И, провожая Сережу в большую прокуренную комнату за дежуркой, поинтересовался: неандерталец — это все-таки кто? Обезьяна?

— Нет, человек, но доисторический, наш с вами предок…

— Тогда вроде нет состава оскорбления, — Гречишкин пожал плечами. — Он голый бегал?

— Артист, что ли?

— Ну, какой артист, неандерталец…

— Если жарко — голый, а если холодно — в шкурах… Я так думаю…

— Тогда все же состав есть, — решился Гречишкин. — Тем более артист без документов…

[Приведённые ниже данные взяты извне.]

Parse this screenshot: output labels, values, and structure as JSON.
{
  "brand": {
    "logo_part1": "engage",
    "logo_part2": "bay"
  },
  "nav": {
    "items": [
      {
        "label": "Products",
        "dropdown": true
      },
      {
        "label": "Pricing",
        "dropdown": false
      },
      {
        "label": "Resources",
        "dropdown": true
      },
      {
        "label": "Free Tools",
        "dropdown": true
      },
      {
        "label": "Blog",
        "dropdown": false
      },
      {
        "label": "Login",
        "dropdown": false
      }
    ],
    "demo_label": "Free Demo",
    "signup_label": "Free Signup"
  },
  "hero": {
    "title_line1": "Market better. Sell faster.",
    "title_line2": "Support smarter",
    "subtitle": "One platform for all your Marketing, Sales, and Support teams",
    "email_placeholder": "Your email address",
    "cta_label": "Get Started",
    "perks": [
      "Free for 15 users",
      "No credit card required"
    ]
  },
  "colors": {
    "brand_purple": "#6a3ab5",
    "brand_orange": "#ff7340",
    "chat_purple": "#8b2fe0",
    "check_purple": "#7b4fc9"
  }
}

Гречишкин поставил греться макароны в котелке и стал надувать резиновую подушечку.

— У моей супруги перина. Вернулся я с войны, полежал с женой, — он завинтил у подушки пробочку, — кручусь, верчусь… Нет сна. Пошел, принес шинель, положил на пол рядом с супружеской нашей постелью, «шлюшку» эту под щеку — и храпака. — Неожиданно заботливо для всей своей угрюмой внешности он сунул подушку-«сплюшку» под голову Сергею: — Ее на два часа хватает. Ну, как прибор… И поет, и поет… — и вышел.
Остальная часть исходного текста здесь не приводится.